Dr.AbeNikIanEdL said:
No, he said that the terms are
used synonymously [by many sources]. As
@vanhees71 pointed out, this is probably not a good idea in the first place. Obviously, in the special cases where particles with identical properties can approximately be distinguished one has to be particularly careful with one’s nomenclatur.
I have always given the definition: Two particles are called indistinguishable or identical if they have the same INTRINSIC properties. Intrinsic are all properties that are defined for a particle at rest, i.e., with vanishing momentum. So you have spin and various charge-like (electric charge, color, flavor) quantum numbers.

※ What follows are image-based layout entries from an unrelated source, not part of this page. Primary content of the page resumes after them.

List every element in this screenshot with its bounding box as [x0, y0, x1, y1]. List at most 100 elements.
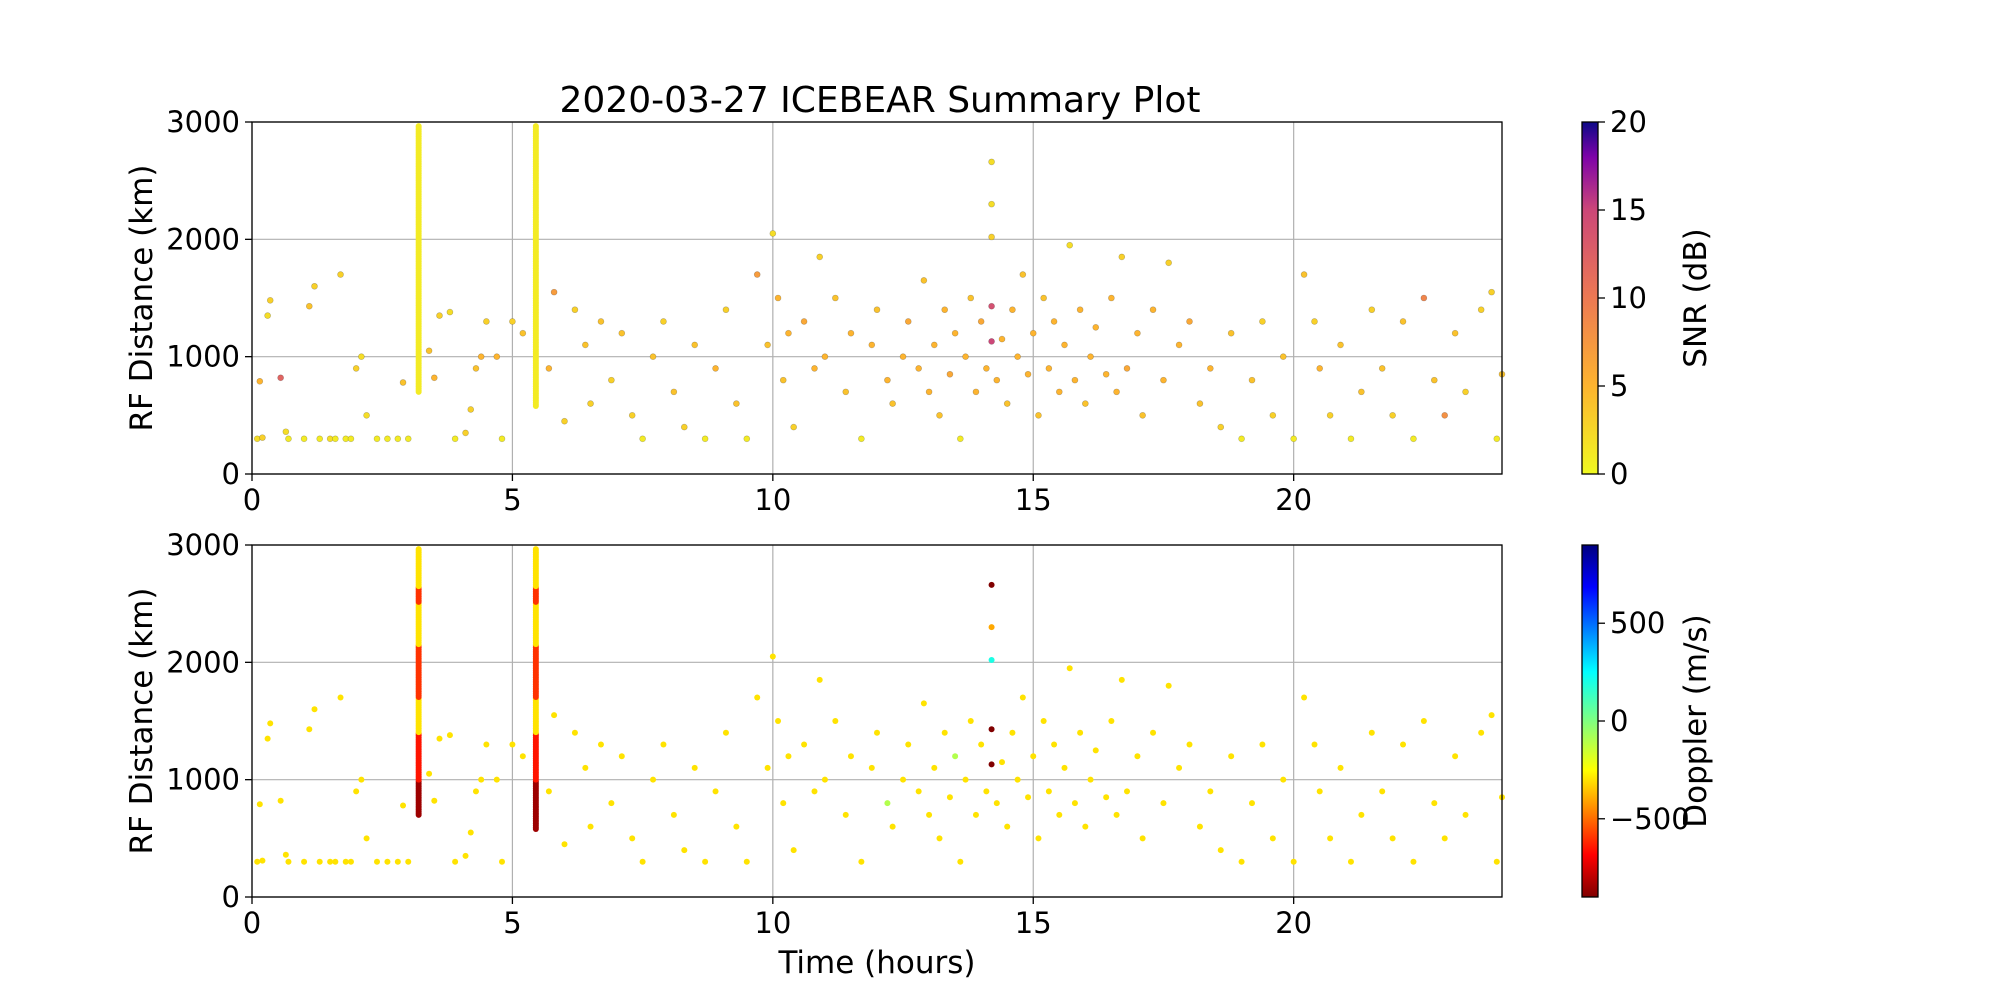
scatter-point — [1441, 835, 1448, 842]
scatter-point — [889, 823, 896, 830]
scatter-point — [874, 729, 880, 736]
scatter-point — [977, 318, 985, 325]
scatter-point — [277, 374, 284, 382]
scatter-point — [832, 294, 839, 302]
scatter-point — [691, 764, 698, 771]
scatter-point — [1269, 412, 1277, 419]
scatter-point — [1124, 788, 1130, 795]
scatter-point — [1134, 329, 1141, 337]
scatter-point — [1040, 294, 1047, 302]
scatter-point — [405, 858, 412, 865]
scatter-point — [816, 253, 824, 261]
scatter-point — [358, 353, 365, 360]
scatter-point — [785, 329, 792, 337]
scatter-point — [691, 341, 699, 349]
scatter-point — [483, 318, 490, 325]
scatter-point — [1076, 306, 1084, 314]
scatter-point — [1092, 324, 1100, 331]
colorbar-tick-label: 5 — [1610, 369, 1628, 403]
scatter-point — [1410, 435, 1417, 443]
scatter-point — [967, 718, 974, 724]
scatter-point — [1087, 353, 1094, 360]
scatter-point — [722, 729, 729, 736]
scatter-point — [926, 811, 933, 818]
scatter-point — [1316, 788, 1323, 795]
scatter-point — [608, 800, 615, 807]
scatter-point — [1071, 376, 1079, 384]
scatter-point — [1399, 318, 1407, 325]
colorbar-tick-label: −500 — [1610, 802, 1690, 836]
scatter-point — [821, 776, 828, 783]
scatter-point — [587, 400, 594, 407]
scatter-point — [545, 788, 552, 795]
scatter-point — [1259, 741, 1266, 748]
scatter-point — [1290, 435, 1297, 443]
scatter-point — [1452, 753, 1459, 760]
scatter-point — [670, 388, 678, 396]
scatter-point — [925, 388, 933, 396]
colorbar-gradient — [1582, 122, 1598, 474]
scatter-point — [1139, 412, 1146, 419]
scatter-point — [868, 764, 875, 771]
scatter-point — [1347, 858, 1354, 865]
scatter-point — [1311, 741, 1318, 748]
scatter-point — [722, 306, 730, 314]
colorbar-label: SNR (dB) — [1678, 228, 1714, 367]
colorbar: 0 5 10 15 20 SNR (dB) — [1581, 105, 1714, 491]
scatter-point — [1113, 811, 1120, 818]
scatter-point — [301, 858, 308, 865]
scatter-point — [1378, 365, 1386, 372]
scatter-point — [800, 318, 808, 325]
scatter-point — [962, 776, 969, 783]
colorbar-label: Doppler (m/s) — [1678, 614, 1714, 827]
scatter-point — [267, 720, 274, 727]
scatter-point — [1030, 753, 1037, 760]
scatter-point — [316, 858, 323, 865]
scatter-point — [780, 800, 787, 807]
scatter-point — [733, 823, 740, 830]
scatter-point — [551, 712, 558, 719]
scatter-point — [1082, 823, 1089, 830]
scatter-point — [779, 376, 787, 384]
scatter-point — [680, 423, 688, 431]
scatter-point — [1186, 318, 1193, 325]
scatter-point — [282, 428, 290, 436]
scatter-point — [587, 823, 594, 830]
scatter-point — [1279, 353, 1287, 360]
scatter-point — [1238, 435, 1245, 443]
scatter-point — [1045, 788, 1052, 795]
scatter-point — [550, 288, 558, 296]
scatter-point — [571, 729, 578, 736]
scatter-point — [1327, 835, 1334, 842]
scatter-point — [384, 435, 391, 443]
scatter-point — [1103, 794, 1110, 801]
scatter-point — [993, 800, 1000, 807]
streak-point — [532, 546, 539, 553]
scatter-point — [930, 341, 938, 349]
scatter-point — [1420, 294, 1428, 302]
scatter-point — [988, 338, 995, 345]
chart-title: 2020-03-27 ICEBEAR Summary Plot — [560, 80, 1201, 121]
scatter-point — [951, 329, 959, 337]
scatter-point — [1488, 288, 1495, 296]
scatter-point — [1430, 376, 1438, 384]
colorbar-tick-label: 500 — [1610, 606, 1665, 640]
scatter-point — [561, 417, 568, 425]
scatter-point — [374, 858, 380, 865]
scatter-point — [1326, 412, 1334, 419]
scatter-point — [1301, 694, 1308, 701]
scatter-point — [811, 788, 818, 795]
scatter-point — [1217, 423, 1225, 431]
scatter-point — [743, 858, 750, 865]
scatter-point — [311, 282, 318, 290]
scatter-point — [1149, 306, 1157, 314]
scatter-point — [1123, 365, 1131, 372]
scatter-point — [936, 835, 943, 842]
scatter-point — [1113, 388, 1120, 396]
scatter-point — [889, 400, 896, 407]
scatter-point — [1066, 241, 1074, 249]
scatter-point — [1248, 376, 1256, 384]
scatter-point — [811, 365, 818, 372]
scatter-point — [1118, 253, 1126, 261]
scatter-point — [477, 353, 485, 360]
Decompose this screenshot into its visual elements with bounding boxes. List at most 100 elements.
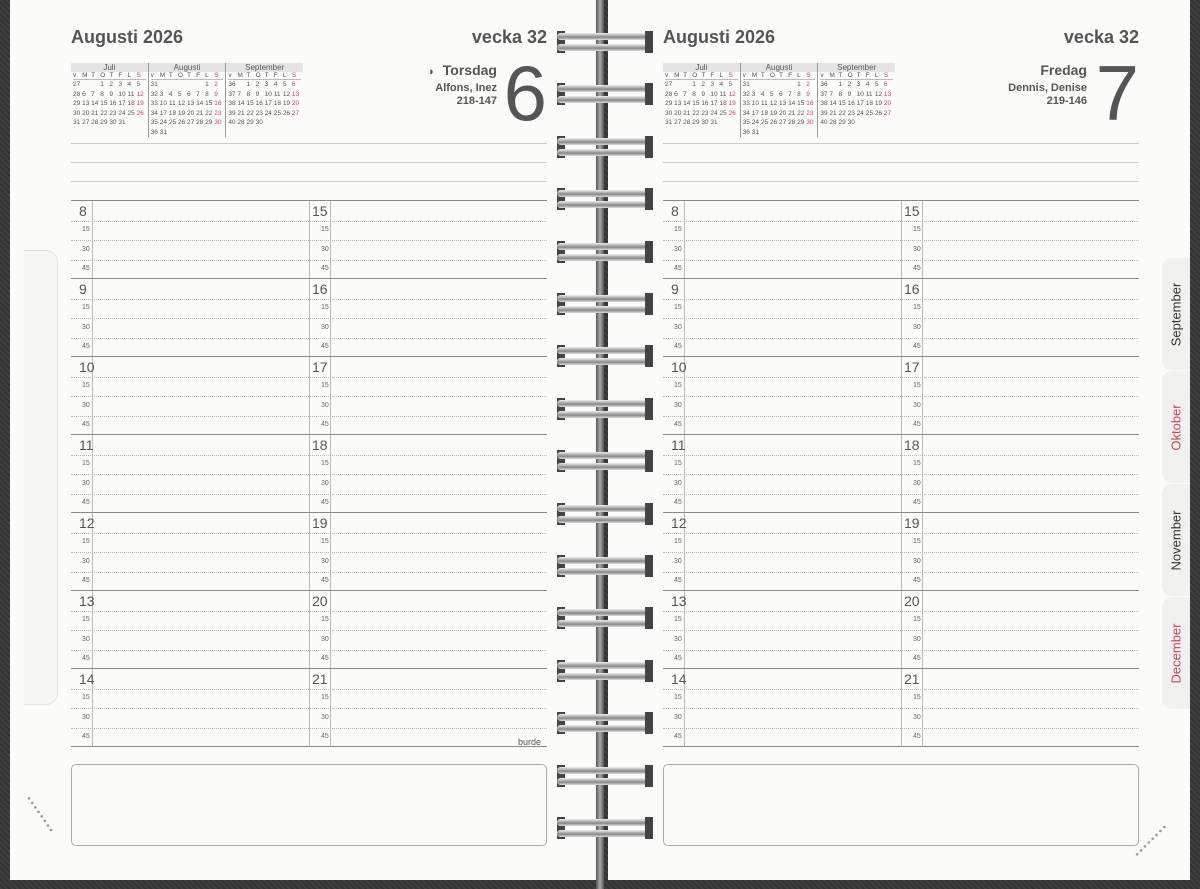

Of course you can always dinstinguish such particles by their momentum or position and their polarization/spin-##z## component. For fermions the ##N##-particle Hilbert space is spanned by the totally antisymmetrized product states ("Slater determinants").
In the above mentioned example of two electron, each trapped at different locations, you have a wave function like
$$\Psi(t,\vec{x}_1,\sigma_1;\vec{x}_2,\sigma_2)=\frac{1}{\sqrt{2}} [\psi_1(t,\vec{x}_1,\sigma_1) \psi_2(t,\vec{x}_2,\sigma_2) - \psi_2(t,\vec{x}_1,\sigma_1) \psi_1(t,\vec{x}_2,\sigma_2)].$$
If the single-particle wave functions have negligible spatial overlap you can distinguish the electrons by their position.